JAKARTA, KOMPAS.com - Sekjen Partai Golkar Lodewijk Freidrich Paulus menilai, vonis Pengadilan Tindak Pidana Korupsi terhadap mantan Ketua Umum Partai Golkar, Setya Novanto, pukulan yang sangat keras bagi partainya.
"Saya pikir ini suatu pukulan yang sangat keras tetapi itu menjadi pembelajaran buat kita. Dan mudah-mudahan dengan adanya kejadian ini memberikan hikmah buat kita yang masih berlanjut di karier politik ini," ujar Lodewijk di Kompleks Parlemen, Senayan, Jakarta, Rabu (25/4/2018).
(Baca juga: Akankah KPK Telusuri Pencucian Uang Setya Novanto?)
Apalagi, kata Lodewijk, saat ini Partai Golkar tengah gencar membangun citra melalui slogan "Golkar Bersih".
"Ya kita tentunya sebagai kader sangat menyesalkan masalah itu terjadi. Dan itu menjadi pembelajaran buat kader Golkar saat ini tentang kasus-kasus itu," katanya melanjutkan.
Lodewijk menuturkan, Partai Golkar menghormati keputusan majelis hakim tersebut. Ia juga berharap keluarga Novanto tabah dalam menghadapinya.
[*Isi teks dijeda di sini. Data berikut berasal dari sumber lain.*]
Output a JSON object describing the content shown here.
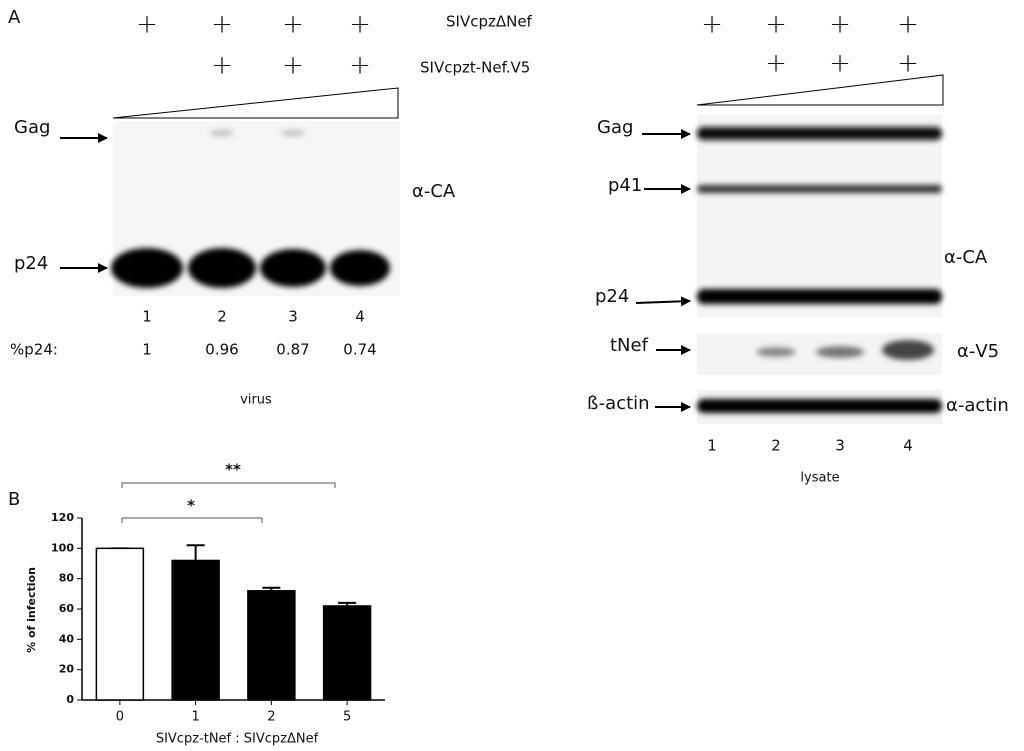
{
  "panel_a": {
    "label": "A",
    "condition_labels": [
      "SIVcpzΔNef",
      "SIVcpzt-Nef.V5"
    ],
    "left_blot": {
      "plus_row_1": [
        "+",
        "+",
        "+",
        "+"
      ],
      "plus_row_2": [
        "+",
        "+",
        "+"
      ],
      "markers": [
        "Gag",
        "p24"
      ],
      "antibody": "α-CA",
      "lanes": [
        "1",
        "2",
        "3",
        "4"
      ],
      "ratio_label": "%p24:",
      "ratios": [
        1,
        0.96,
        0.87,
        0.74
      ],
      "caption": "virus"
    },
    "right_blot": {
      "plus_row_1": [
        "+",
        "+",
        "+",
        "+"
      ],
      "plus_row_2": [
        "+",
        "+",
        "+"
      ],
      "markers": [
        "Gag",
        "p41",
        "p24",
        "tNef",
        "ß-actin"
      ],
      "antibodies": [
        "α-CA",
        "α-V5",
        "α-actin"
      ],
      "lanes": [
        "1",
        "2",
        "3",
        "4"
      ],
      "caption": "lysate"
    }
  },
  "chart_data": {
    "type": "bar",
    "panel_label": "B",
    "ylabel": "% of infection",
    "xlabel": "SIVcpz-tNef : SIVcpzΔNef",
    "categories": [
      "0",
      "1",
      "2",
      "5"
    ],
    "values": [
      100,
      92,
      72,
      62
    ],
    "errors": [
      0,
      10,
      2,
      2
    ],
    "colors": [
      "#ffffff",
      "#000000",
      "#000000",
      "#000000"
    ],
    "edgecolor": "#000000",
    "ylim": [
      0,
      120
    ],
    "yticks": [
      0,
      20,
      40,
      60,
      80,
      100,
      120
    ],
    "significance": [
      "*",
      "**"
    ]
  }
}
"Tentunya kami dari Partai Golkar menghormati keputusan pengadilan dan kita beharap juga Pak Setnov dan keluarga tabah menerima itu," kata Lodewijk.
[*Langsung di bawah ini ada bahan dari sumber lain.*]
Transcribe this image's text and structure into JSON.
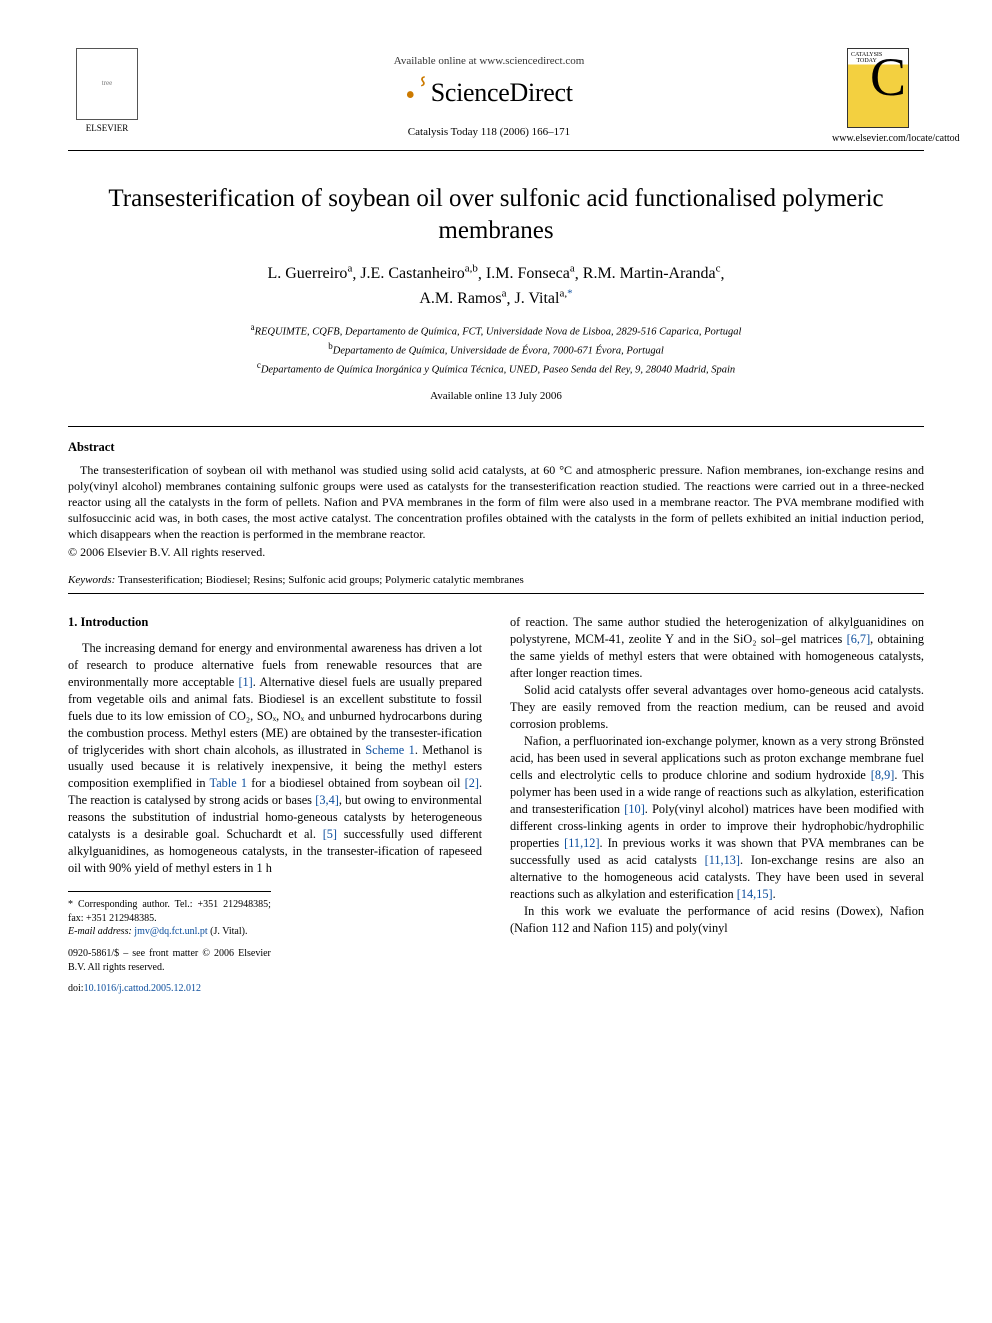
{
  "header": {
    "available_online": "Available online at www.sciencedirect.com",
    "sciencedirect": "ScienceDirect",
    "journal_ref": "Catalysis Today 118 (2006) 166–171",
    "elsevier_label": "ELSEVIER",
    "cover_title_1": "CATALYSIS",
    "cover_title_2": "TODAY",
    "locate_url": "www.elsevier.com/locate/cattod"
  },
  "title": "Transesterification of soybean oil over sulfonic acid functionalised polymeric membranes",
  "authors": {
    "line1_names": [
      "L. Guerreiro",
      "J.E. Castanheiro",
      "I.M. Fonseca",
      "R.M. Martin-Aranda"
    ],
    "line1_sups": [
      "a",
      "a,b",
      "a",
      "c"
    ],
    "line2_names": [
      "A.M. Ramos",
      "J. Vital"
    ],
    "line2_sups": [
      "a",
      "a,"
    ],
    "corr_mark": "*"
  },
  "affiliations": [
    {
      "sup": "a",
      "text": "REQUIMTE, CQFB, Departamento de Química, FCT, Universidade Nova de Lisboa, 2829-516 Caparica, Portugal"
    },
    {
      "sup": "b",
      "text": "Departamento de Química, Universidade de Évora, 7000-671 Évora, Portugal"
    },
    {
      "sup": "c",
      "text": "Departamento de Química Inorgánica y Química Técnica, UNED, Paseo Senda del Rey, 9, 28040 Madrid, Spain"
    }
  ],
  "available_date": "Available online 13 July 2006",
  "abstract_label": "Abstract",
  "abstract": "The transesterification of soybean oil with methanol was studied using solid acid catalysts, at 60 °C and atmospheric pressure. Nafion membranes, ion-exchange resins and poly(vinyl alcohol) membranes containing sulfonic groups were used as catalysts for the transesterification reaction studied. The reactions were carried out in a three-necked reactor using all the catalysts in the form of pellets. Nafion and PVA membranes in the form of film were also used in a membrane reactor. The PVA membrane modified with sulfosuccinic acid was, in both cases, the most active catalyst. The concentration profiles obtained with the catalysts in the form of pellets exhibited an initial induction period, which disappears when the reaction is performed in the membrane reactor.",
  "copyright": "© 2006 Elsevier B.V. All rights reserved.",
  "keywords_label": "Keywords:",
  "keywords": "Transesterification; Biodiesel; Resins; Sulfonic acid groups; Polymeric catalytic membranes",
  "section1_head": "1. Introduction",
  "col_left": {
    "p1_a": "The increasing demand for energy and environmental awareness has driven a lot of research to produce alternative fuels from renewable resources that are environmentally more acceptable ",
    "ref1": "[1]",
    "p1_b": ". Alternative diesel fuels are usually prepared from vegetable oils and animal fats. Biodiesel is an excellent substitute to fossil fuels due to its low emission of CO₂, SOₓ, NOₓ and unburned hydrocarbons during the combustion process. Methyl esters (ME) are obtained by the transester-ification of triglycerides with short chain alcohols, as illustrated in ",
    "scheme1": "Scheme 1",
    "p1_c": ". Methanol is usually used because it is relatively inexpensive, it being the methyl esters composition exemplified in ",
    "table1": "Table 1",
    "p1_d": " for a biodiesel obtained from soybean oil ",
    "ref2": "[2]",
    "p1_e": ". The reaction is catalysed by strong acids or bases ",
    "ref34": "[3,4]",
    "p1_f": ", but owing to environmental reasons the substitution of industrial homo-geneous catalysts by heterogeneous catalysts is a desirable goal. Schuchardt et al. ",
    "ref5": "[5]",
    "p1_g": " successfully used different alkylguanidines, as homogeneous catalysts, in the transester-ification of rapeseed oil with 90% yield of methyl esters in 1 h"
  },
  "col_right": {
    "p1_a": "of reaction. The same author studied the heterogenization of alkylguanidines on polystyrene, MCM-41, zeolite Y and in the SiO₂ sol–gel matrices ",
    "ref67": "[6,7]",
    "p1_b": ", obtaining the same yields of methyl esters that were obtained with homogeneous catalysts, after longer reaction times.",
    "p2": "Solid acid catalysts offer several advantages over homo-geneous acid catalysts. They are easily removed from the reaction medium, can be reused and avoid corrosion problems.",
    "p3_a": "Nafion, a perfluorinated ion-exchange polymer, known as a very strong Brönsted acid, has been used in several applications such as proton exchange membrane fuel cells and electrolytic cells to produce chlorine and sodium hydroxide ",
    "ref89": "[8,9]",
    "p3_b": ". This polymer has been used in a wide range of reactions such as alkylation, esterification and transesterification ",
    "ref10": "[10]",
    "p3_c": ". Poly(vinyl alcohol) matrices have been modified with different cross-linking agents in order to improve their hydrophobic/hydrophilic properties ",
    "ref1112": "[11,12]",
    "p3_d": ". In previous works it was shown that PVA membranes can be successfully used as acid catalysts ",
    "ref1113": "[11,13]",
    "p3_e": ". Ion-exchange resins are also an alternative to the homogeneous acid catalysts. They have been used in several reactions such as alkylation and esterification ",
    "ref1415": "[14,15]",
    "p3_f": ".",
    "p4": "In this work we evaluate the performance of acid resins (Dowex), Nafion (Nafion 112 and Nafion 115) and poly(vinyl"
  },
  "footer": {
    "corr": "* Corresponding author. Tel.: +351 212948385; fax: +351 212948385.",
    "email_label": "E-mail address:",
    "email": "jmv@dq.fct.unl.pt",
    "email_paren": " (J. Vital).",
    "front_matter": "0920-5861/$ – see front matter © 2006 Elsevier B.V. All rights reserved.",
    "doi_label": "doi:",
    "doi": "10.1016/j.cattod.2005.12.012"
  },
  "colors": {
    "link": "#0a4c9c",
    "text": "#000000",
    "bg": "#ffffff"
  }
}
Sebelumnya, Setya Novanto divonis 15 tahun penjara oleh majelis hakim Pengadilan Tindak Pidana Korupsi Jakarta, Selasa (24/4/2018).
(Baca juga: Vonis Setya Novanto, KPK Terbantu dengan Peranan Justice Collaborator)
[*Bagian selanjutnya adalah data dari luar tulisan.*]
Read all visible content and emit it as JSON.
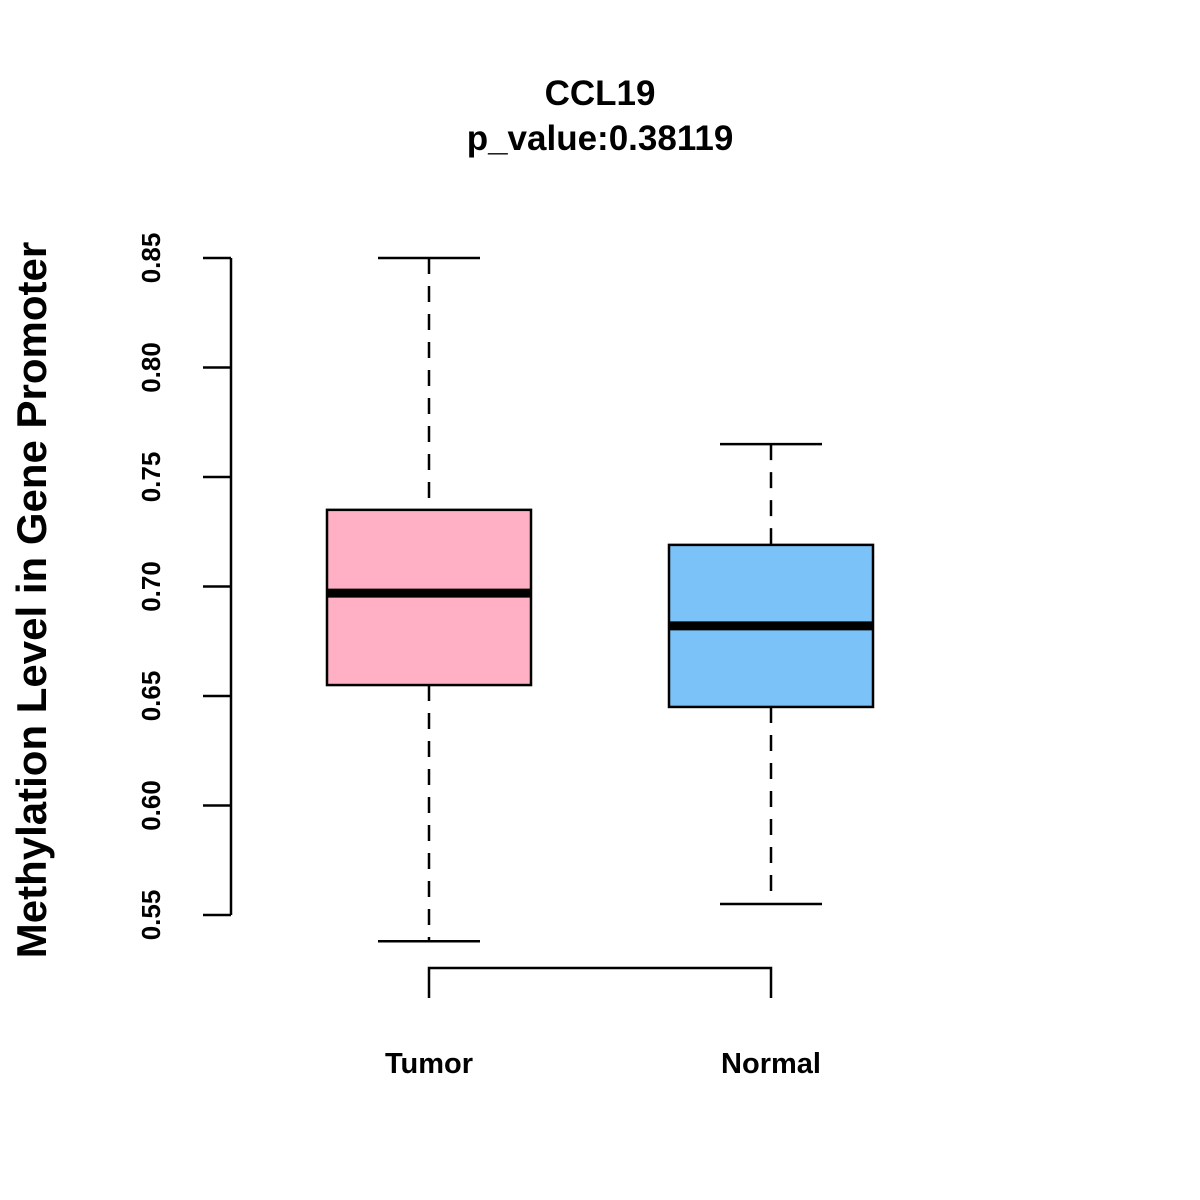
{
  "chart_data": {
    "type": "boxplot",
    "title": "CCL19",
    "subtitle": "p_value:0.38119",
    "xlabel": "",
    "ylabel": "Methylation Level in Gene Promoter",
    "ylim": [
      0.55,
      0.85
    ],
    "yticks": [
      "0.55",
      "0.60",
      "0.65",
      "0.70",
      "0.75",
      "0.80",
      "0.85"
    ],
    "grid": false,
    "categories": [
      "Tumor",
      "Normal"
    ],
    "boxes": [
      {
        "name": "Tumor",
        "color": "#FFB0C4",
        "whisker_low": 0.538,
        "q1": 0.655,
        "median": 0.697,
        "q3": 0.735,
        "whisker_high": 0.85
      },
      {
        "name": "Normal",
        "color": "#7BC2F8",
        "whisker_low": 0.555,
        "q1": 0.645,
        "median": 0.682,
        "q3": 0.719,
        "whisker_high": 0.765
      }
    ],
    "annotation": "bracket connecting Tumor and Normal"
  }
}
Novanto juga diwajibkan membayar denda Rp 500 juta subsider 3 bulan kurungan.
Menurut majelis hakim, politisi Partai Golkar itu terbukti melakukan korupsi proyek e-KTP tahun anggaran 2011-2013.
Putusan itu lebih ringan dari tuntutan jaksa, yakni pidana 16 tahun penjara dan membayar denda Rp 1 miliar subsider 6 bulan kurungan.
Selain itu, majelis hakim mewajibkan Novanto membayar uang pengganti 7,3 juta dollar AS dikurangi Rp 5 miliar yang telah dititipkan kepada penyidik.
(Baca juga: Setelah Setya Novanto, Siapa Aktor Besar yang Dapat Giliran Berikutnya?)
Jika menggunakan kurs rupiah tahun 2010, totalnya sekitar Rp 66 miliar.
Majelis hakim juga mencabut hak politik mantan Ketua DPR itu selama lima tahun setelah selesai menjalani masa pidana. Hal itu sesuai tuntutan jaksa KPK.